Updated: 27.01.2011

Press Release of November 16, 2000



At its November 16, 2000 regular meeting, the Council of the Bank of Latvia resolved to leave unaltered the refinancing rates and the interest rates for bank deposits with the Bank of Latvia and for lombard loans.

Please note that the interest rates set by the Bank of Latvia are as follows:
- refinancing rate - 3.5% per annum;
- interest rates for bank deposits with the Bank of Latvia:
             - for 7 days - 1.5% per annum;
             - for 14 days - 1.75% per annum;
- interest rates for lombard rates:
             - up to 10 days - 5.5% per annum;
             - 11 - 20 days - 6.5% per annum;
             - over 21 days - 7.5% per annum.

On November 16, 2000, the Council of the Bank of Latvia also resolved to reduce the credit institutions reserve requirement and amended its September 17, 1998 Resolution No. 49/4 "On Establishing Credit Institution Performance Indicators". Both resolutions will become effective on December 1, 2000.

From now on, the reserve requirement for banks and foreign bank branches registered in the Republic of Latvia will be 6%. Reserve requirements are long-term tools for regulating money supply, and central banks do not often change this requirement. With view to development of the banking system, the reserve requirement established by the Bank of Latvia has been changed only twice: set at 8% in July 1993, the reserve requirement remained unchanged until January 2000 when it was lowered to 7%of the average balances of funds of any kind attracted for any term. Currently, the reserve requirements set by the Bank of Latvia are governed by the "Procedure for Calculating a Credit Institution's Reserve Requirements" as approved by the Council of the Bank of Latvia and amended in its Resolution of March 13, 1997..

In the Latvian financial system, the reserve requirement still plays a key role in regulating money supply. Compliance with the reserve requirement encourages stability, as well as enhances efficiency of open market operations, such as repos, currency swaps, and secondary market operations. 

Harmonisation of monetary policy regulations with the requirements of the European Central Bank (ECB) is a pre-condition for Latvia's integration into the European Monetary Union (EMU). The ECB has set a 2% reserve requirement for credit institutions in the EMU member states. Among the objectives of the Bank of Latvia is therefore to harmonise the reserve requirements and to approach the level set by the ECB. At the beginning of 2000, the Bank of Latvia started gradual harmonisation of its reserve requirement with that established by the ECB by reducing the reserve requirement for banks by 1%.

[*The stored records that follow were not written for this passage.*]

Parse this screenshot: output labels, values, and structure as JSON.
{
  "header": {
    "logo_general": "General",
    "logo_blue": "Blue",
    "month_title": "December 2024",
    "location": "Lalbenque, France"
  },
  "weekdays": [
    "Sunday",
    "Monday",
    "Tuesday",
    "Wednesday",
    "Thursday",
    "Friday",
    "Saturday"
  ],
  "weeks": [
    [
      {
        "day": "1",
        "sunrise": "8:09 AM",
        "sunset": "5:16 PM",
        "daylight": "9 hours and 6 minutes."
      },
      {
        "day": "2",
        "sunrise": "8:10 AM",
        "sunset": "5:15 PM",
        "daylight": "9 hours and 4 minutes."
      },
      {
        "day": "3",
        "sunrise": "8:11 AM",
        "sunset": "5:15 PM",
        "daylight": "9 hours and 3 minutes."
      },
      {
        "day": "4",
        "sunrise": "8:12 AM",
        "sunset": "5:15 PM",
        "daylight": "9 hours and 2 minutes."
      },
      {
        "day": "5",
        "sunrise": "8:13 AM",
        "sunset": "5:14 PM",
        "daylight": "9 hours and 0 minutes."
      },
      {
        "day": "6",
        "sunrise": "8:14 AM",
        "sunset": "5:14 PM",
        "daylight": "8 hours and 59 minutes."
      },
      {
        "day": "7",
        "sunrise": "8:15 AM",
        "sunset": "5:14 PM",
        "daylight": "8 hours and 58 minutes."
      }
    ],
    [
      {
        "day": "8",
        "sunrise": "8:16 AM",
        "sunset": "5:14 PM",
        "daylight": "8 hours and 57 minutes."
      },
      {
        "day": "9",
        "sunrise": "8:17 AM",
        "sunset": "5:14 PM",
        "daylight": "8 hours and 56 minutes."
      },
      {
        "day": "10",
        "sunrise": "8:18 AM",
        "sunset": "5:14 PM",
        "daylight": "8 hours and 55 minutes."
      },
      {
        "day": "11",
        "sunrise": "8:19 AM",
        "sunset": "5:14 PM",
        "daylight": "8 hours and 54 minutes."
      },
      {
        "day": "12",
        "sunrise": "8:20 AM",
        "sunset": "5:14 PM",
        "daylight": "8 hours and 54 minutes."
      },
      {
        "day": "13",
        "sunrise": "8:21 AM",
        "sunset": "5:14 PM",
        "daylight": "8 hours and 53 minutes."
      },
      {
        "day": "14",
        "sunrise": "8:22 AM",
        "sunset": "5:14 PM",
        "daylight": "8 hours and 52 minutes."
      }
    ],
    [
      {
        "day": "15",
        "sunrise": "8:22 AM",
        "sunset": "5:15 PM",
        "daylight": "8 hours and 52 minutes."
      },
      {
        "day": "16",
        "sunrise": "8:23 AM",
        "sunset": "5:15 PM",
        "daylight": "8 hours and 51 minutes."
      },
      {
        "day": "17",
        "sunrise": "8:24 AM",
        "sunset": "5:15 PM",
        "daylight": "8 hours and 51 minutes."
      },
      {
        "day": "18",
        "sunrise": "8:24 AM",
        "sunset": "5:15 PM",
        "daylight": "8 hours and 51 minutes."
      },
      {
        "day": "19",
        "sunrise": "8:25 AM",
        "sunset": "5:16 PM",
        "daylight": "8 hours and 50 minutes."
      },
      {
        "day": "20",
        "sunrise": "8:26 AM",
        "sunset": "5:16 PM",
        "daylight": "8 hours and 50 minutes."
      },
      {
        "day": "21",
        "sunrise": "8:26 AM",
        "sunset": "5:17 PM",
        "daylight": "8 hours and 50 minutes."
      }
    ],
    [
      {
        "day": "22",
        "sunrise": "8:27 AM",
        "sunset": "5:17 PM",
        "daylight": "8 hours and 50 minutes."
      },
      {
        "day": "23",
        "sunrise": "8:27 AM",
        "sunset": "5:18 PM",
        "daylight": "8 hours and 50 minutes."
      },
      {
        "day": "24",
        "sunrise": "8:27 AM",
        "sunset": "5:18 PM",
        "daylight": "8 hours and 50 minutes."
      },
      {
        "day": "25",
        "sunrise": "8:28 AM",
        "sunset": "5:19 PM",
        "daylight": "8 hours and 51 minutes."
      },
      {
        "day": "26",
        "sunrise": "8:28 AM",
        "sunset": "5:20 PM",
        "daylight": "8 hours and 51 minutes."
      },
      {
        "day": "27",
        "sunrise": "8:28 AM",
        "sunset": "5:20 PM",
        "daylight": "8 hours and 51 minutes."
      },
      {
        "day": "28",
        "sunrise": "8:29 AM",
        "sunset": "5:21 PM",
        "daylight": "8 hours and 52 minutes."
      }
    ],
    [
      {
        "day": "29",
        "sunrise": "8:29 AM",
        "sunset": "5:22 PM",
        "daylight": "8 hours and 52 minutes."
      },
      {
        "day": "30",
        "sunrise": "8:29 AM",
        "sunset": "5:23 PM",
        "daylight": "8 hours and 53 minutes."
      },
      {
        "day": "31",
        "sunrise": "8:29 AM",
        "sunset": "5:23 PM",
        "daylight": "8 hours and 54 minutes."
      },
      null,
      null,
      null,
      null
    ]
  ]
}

Concurrently with the reduction of the reserve requirement, the Bank of Latvia will gradually reduce the proportion of cash to be used for the purposes of complying with the reserve requirement and will eventually abolish using cash for this purpose. As of December 1, 2000, the average vault cash balance in reserves of banks and foreign bank branches registered in the Republic of Latvia must not exceed 40% as compared to the current 50%. The ECB includes only bank settlement accounts in its reserve requirement, and cash is not used for this purpose.

The amendment to the September 17, 1998 Resolution No. 49/4 passed "On Establishing Credit Institution Performance Indicators" passed by the Bank of Latvia's Council concerns imposing restrictions on exposures to Zone B countries. Such restrictions where introduced in October 1998, i.e., shortly after the onset of the 1998 financial crisis in Russia, to curb country risk inherent in credit institution operations. It was established that exposure to residents of a single Zone B country, including Estonia and Lithuania, but excluding Latvia, must not exceed 25% of a credit institution's own funds, while total exposures to residents of Zone B countries are not to exceed own funds of a credit institution by more than twofold.

In view of the market integration processes and similar national economy development results in Latvia, Estonia and Lithuania, total exposure of a credit institution to residents of Estonia and Lithuania has been reduced. Total exposures to residents of these countries must not exceed 50% (formerly at 25%).